Pattern Languages for Better Communication

Pattern languages are a proven approach to improving technical communication by organizing stereotypical solutions to recurring problems. Originally developed by architect Christopher Alexander for urban planning and building design, pattern languages have been successfully adapted to software engineering through influential works like the Gang of Four's "Design Patterns."

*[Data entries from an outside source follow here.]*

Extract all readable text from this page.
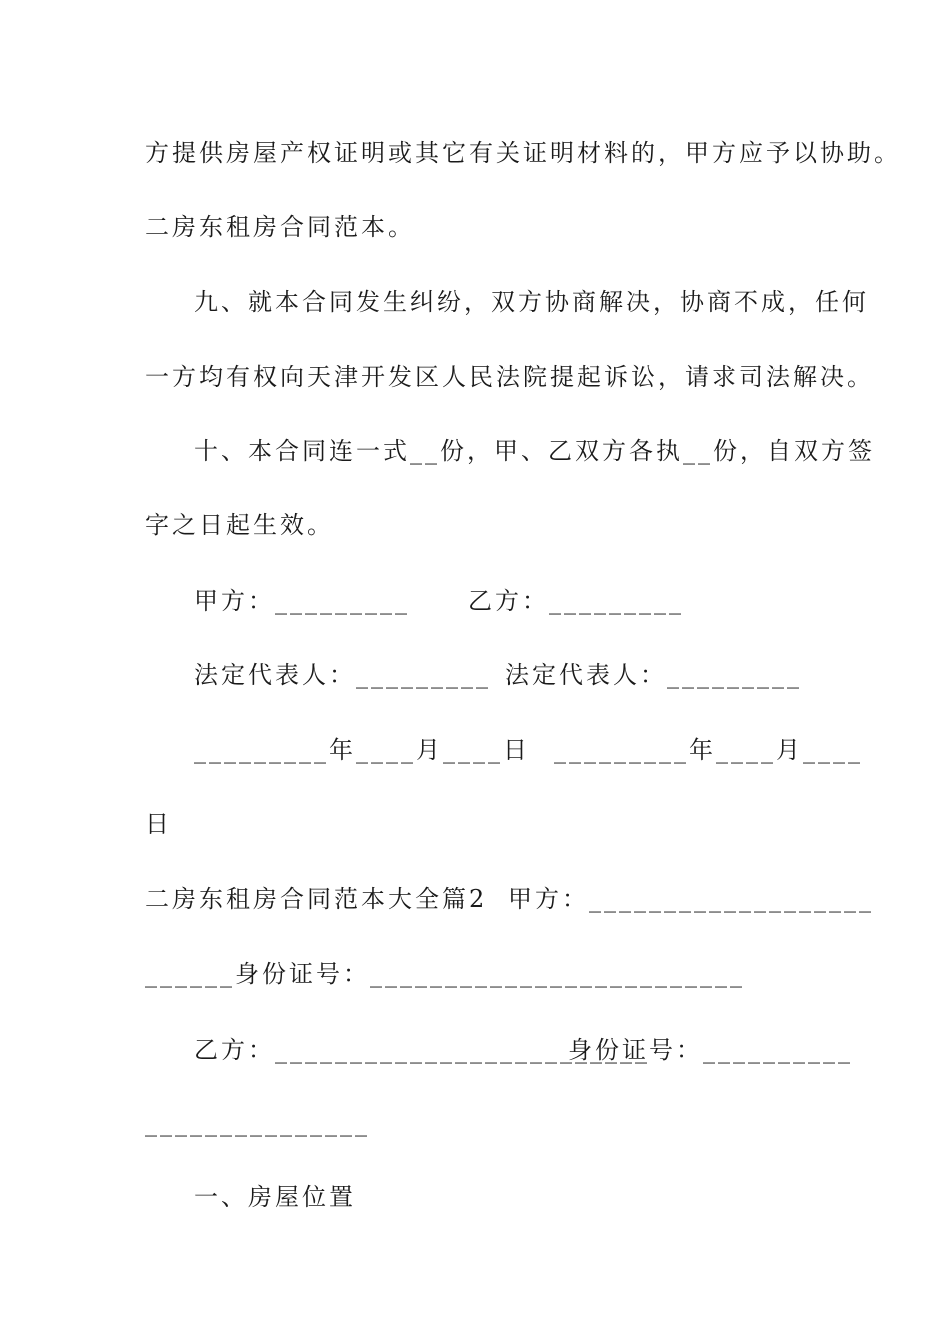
方提供房屋产权证明或其它有关证明材料的，甲方应予以协助。
二房东租房合同范本。
九、就本合同发生纠纷，双方协商解决，协商不成，任何
一方均有权向天津开发区人民法院提起诉讼，请求司法解决。
十、本合同连一式__份，甲、乙双方各执__份，自双方签
字之日起生效。
甲方：_________ 乙方：_________
法定代表人：_________ 法定代表人：_________
_________年____月____日 _________年____月____
日
二房东租房合同范本大全篇2 甲方：___________________
______身份证号：_________________________
乙方：_________________________
身份证号：__________
_______________
一、房屋位置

Why Pattern Languages Work

Pattern languages help teams by:

  • Establishing shared vocabulary - Common names for complex architectural concepts
  • Capturing proven solutions - Documenting what works in real-world implementations
  • Revealing relationships - Showing how individual patterns combine to solve larger problems
  • Accelerating decision-making - Providing tested approaches rather than starting from scratch
  • Facilitating knowledge transfer - Enabling experienced architects to share insights systematically

Why Patterns for FHIR?

Healthcare interoperability involves unique challenges that generic software patterns don't fully address. While traditional design patterns focus on general software architecture concerns, FHIR implementation patterns address the specific complexities of healthcare data exchange.

Getting Started

We recommend starting with the foundational concepts and building up:

  1. Forces Analysis - Understanding the specific problems, tensions, and context that drive the need for patterns
  2. Pattern Catalog - Comprehensive overview of all patterns, their philosophy, organization, and detailed descriptions

Pattern Structure

Each pattern in this collection follows a consistent structure derived from classical pattern literature:

  1. Intent - What specific problem does this pattern solve?
  2. Forces - What tensions and constraints drive the need for this pattern?
  3. Structure - Class diagrams showing the pattern's components
  4. Behavior - Sequence diagrams showing how the pattern works at runtime
  5. Implementation - Concrete guidance for implementing the pattern with FHIR
  6. Related Patterns - How this pattern combines with others in the healthcare context

Pattern-Based Approach

These patterns follow established software design pattern principles, making them familiar to developers while addressing healthcare-specific challenges like consent management, audit requirements, and multi-modal data integration.

Implementation Flexibility

These patterns are architectural templates, not rigid implementations. Adapt them to your specific technology stack, organizational constraints, and regulatory requirements.